Lydgate,[[12]] one of the early English poets, translated Boccacio’s book, De Casibus Virorum illustrium, at the recommendation and command, and under the protection and superintendance, of Duke Humphrey, whose condescension in conversing with learned ecclesiastics, and diligence in study, the translator displays at large, and in the strongest expressions of panegyric. He compares the Duke to Julius Cæsar, who, amidst the weightier cares of state, was not ashamed to enter the rhetorical school of Cicero at Rome. Nor was his patronage confined only to English scholars. His favour was solicited by the most celebrated writers of France and Italy, many of whom he bountifully rewarded. Leonard Aretin,[[13]] one of the first restorers of the Greek tongue in Italy, (which language he learned of Emanuel Chrysoloras,[[14]]) and of polite literature in general, dedicates to this universal patron his elegant Latin translation of Aristotle’s Politics. The copy presented to the Duke by the translator, most elegantly illuminated, is now in the Bodleian library.

To the same noble encourager of learning, Petrus Candidus, the friend of Laurentius Valla,[[15]] and secretary to the great Cosmo, Duke of Milan, inscribed by the advice of the Archbishop of Milan, a Latin version of Plato’s Republic. An illuminated manuscript of this translation is in the British Museum, perhaps the copy presented, with two epistles from the Duke to Petrus Candidus.

Petrus de Monte, another learned Italian of Venice, in the dedication of his treatise—De Virtutum et Vitiorum differentia—to the Duke of Gloucester, mentions the latter’s ardent attachment to books of all kinds, and the singular avidity with which he pursued every species of literature.

A tract entitled Comparatio Studiorum et Rei Militaris, written by Lopus de Castellione, a Florentine civilian, and a great translator into Latin of the Greek classics, is also inscribed to the Duke at the desire of Zeno, archbishop of Bayeux. It must not be forgotten that our illustrious Duke invited into England the learned Tito Livio of Foro-Juli, whom he naturalized and constituted his poet and orator. He also retained learned foreigners in his service, for the purpose of transcribing, and of translating from Greek into Latin. One of these was Antonio de Beccaria, a Veronese, who translated into Latin prose the Greek poem of Dionysius Afer de Situ Orbis; whom the Duke also employed to translate into Latin six tracts of Athanasius.

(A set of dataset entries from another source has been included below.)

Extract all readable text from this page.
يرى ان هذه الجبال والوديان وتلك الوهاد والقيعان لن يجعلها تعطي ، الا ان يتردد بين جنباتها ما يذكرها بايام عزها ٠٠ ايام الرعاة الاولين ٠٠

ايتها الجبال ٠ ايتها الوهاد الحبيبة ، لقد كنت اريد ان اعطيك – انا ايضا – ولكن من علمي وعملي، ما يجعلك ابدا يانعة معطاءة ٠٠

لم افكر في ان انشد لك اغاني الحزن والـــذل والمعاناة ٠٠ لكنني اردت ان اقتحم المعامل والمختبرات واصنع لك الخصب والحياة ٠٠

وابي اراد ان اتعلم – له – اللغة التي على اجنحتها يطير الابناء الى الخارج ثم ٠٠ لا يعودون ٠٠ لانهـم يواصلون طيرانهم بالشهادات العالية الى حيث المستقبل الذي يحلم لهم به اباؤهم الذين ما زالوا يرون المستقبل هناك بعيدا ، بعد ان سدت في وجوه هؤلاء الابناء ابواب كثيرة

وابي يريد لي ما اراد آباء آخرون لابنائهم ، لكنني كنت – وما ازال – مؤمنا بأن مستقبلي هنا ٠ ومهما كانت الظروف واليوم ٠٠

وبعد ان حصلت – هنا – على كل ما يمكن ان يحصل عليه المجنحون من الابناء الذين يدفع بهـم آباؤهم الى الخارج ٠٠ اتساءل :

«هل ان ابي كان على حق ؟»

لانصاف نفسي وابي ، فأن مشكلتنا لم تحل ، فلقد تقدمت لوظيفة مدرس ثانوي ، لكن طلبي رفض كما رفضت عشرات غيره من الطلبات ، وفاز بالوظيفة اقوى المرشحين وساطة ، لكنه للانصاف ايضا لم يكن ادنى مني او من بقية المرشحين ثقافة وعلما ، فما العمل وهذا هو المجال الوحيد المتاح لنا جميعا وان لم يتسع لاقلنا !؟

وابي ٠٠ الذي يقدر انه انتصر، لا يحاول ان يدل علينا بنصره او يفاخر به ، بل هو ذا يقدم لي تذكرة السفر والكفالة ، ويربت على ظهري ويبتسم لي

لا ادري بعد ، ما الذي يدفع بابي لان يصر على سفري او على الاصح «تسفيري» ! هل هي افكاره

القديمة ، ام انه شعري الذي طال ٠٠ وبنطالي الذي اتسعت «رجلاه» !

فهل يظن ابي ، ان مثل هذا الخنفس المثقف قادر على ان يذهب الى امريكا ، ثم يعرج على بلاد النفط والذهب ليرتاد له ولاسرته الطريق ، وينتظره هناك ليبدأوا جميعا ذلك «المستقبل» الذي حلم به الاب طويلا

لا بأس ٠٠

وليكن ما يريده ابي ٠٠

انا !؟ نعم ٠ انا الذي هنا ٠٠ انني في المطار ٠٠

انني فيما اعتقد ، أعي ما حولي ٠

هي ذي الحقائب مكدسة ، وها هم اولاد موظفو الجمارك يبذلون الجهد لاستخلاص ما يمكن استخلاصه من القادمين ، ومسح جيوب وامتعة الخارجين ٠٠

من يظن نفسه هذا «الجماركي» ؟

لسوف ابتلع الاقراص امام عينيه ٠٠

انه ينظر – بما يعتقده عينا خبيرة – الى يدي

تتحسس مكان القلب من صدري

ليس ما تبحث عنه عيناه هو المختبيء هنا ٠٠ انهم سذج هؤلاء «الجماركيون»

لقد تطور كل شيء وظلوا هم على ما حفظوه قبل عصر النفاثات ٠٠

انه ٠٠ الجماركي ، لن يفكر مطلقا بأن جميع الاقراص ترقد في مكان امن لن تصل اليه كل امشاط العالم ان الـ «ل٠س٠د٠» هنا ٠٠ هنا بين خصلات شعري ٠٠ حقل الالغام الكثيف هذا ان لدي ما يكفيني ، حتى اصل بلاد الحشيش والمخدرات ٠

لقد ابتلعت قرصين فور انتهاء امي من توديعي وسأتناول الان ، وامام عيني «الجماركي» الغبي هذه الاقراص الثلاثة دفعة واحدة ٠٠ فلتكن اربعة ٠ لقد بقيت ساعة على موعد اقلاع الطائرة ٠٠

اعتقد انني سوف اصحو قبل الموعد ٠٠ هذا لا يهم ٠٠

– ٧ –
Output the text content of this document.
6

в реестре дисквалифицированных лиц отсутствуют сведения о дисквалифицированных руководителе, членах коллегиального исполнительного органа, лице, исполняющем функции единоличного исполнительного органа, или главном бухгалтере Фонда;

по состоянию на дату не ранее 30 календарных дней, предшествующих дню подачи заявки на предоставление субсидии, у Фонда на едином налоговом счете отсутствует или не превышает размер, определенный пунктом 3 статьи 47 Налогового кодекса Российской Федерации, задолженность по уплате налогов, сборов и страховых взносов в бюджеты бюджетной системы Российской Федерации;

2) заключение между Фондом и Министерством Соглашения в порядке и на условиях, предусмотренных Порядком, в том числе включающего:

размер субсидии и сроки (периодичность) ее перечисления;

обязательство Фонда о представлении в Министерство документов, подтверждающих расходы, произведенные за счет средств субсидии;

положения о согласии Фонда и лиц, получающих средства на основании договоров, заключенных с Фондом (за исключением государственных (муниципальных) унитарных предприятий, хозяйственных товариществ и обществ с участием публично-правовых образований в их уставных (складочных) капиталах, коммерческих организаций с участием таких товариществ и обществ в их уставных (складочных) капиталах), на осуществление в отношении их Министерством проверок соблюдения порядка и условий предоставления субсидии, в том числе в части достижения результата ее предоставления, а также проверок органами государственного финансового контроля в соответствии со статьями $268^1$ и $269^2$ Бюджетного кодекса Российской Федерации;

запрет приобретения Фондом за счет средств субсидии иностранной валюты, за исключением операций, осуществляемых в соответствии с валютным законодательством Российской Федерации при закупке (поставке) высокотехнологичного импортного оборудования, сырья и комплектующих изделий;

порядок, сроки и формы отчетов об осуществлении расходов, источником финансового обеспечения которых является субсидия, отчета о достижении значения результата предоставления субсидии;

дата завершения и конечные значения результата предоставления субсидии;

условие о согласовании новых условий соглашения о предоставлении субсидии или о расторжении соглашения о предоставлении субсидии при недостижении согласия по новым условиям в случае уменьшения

This translation, inscribed to the Duke, is now among the royal manuscripts in the British Museum, and at the end, in his own hand-writing, is the following insertion:—“C’est Livre est a moi Homphrey Duc le Gloucestre: le quel je fis translater de grec en latin par un de mes secretaires Antoyne de Beccara ne de Verone.”

An astronomical tract, entitled, by Leland, Fabulæ Directionum, is erroneously supposed to have been written by Duke Humphrey. But it was compiled at the Duke’s instance, and according to tables which he had himself constructed, called by the anonymous author in his preface, Tabulas illustrissimi principis et nobilissimi Domini mei, Humfredi, &c. In the library of Gresham College, however, there is a scheme of calculations in astronomy, which bears his name. Astronomy was then a favourite science; nor is it to be doubted that he was intimately acquainted with the politer branches of knowledge which now began to acquire estimation, and which his liberal and judicious attention greatly contributed to restore.


King Edward the fourth and Henry the seventh greatly assisted the cause of learning, by the encouragement they gave to the art of printing in England, and by purchasing such books as were printed in other countries. William Warham, archbishop of Canterbury, purchased many valuable Greek manuscripts which had been brought hither by the prelates and others after the taking of Constantinople by the Turks.

King Henry the eighth may justly be called the founder of the royal library, which was enriched with the manuscripts selected from the scriptoria and libraries of the principal monasteries, by that indefatigable antiquary John Leland.

Matthew Parker, archbishop of Canterbury, enriched the library of the college of Corpus Christi, with a great number of ancient and curious manuscripts.

In the reign of Queen Elizabeth, Sir Thomas Bodley greatly increased the public library at Oxford, which is now called by his name. This great benefactor to the literature of his country, quitted the court, and applied himself wholly to the purchasing of books and manuscripts both at home and abroad. By these means he had the satisfaction of furnishing that library with 1294 manuscripts, which by the subsequent liberality of many great and illustrious persons, has been since increased to more than eight thousand volumes, including the manuscripts given by Tanner, Bishop of Norwich, and the valuable library bequeathed by the will of Dr. Richard Rawlinson.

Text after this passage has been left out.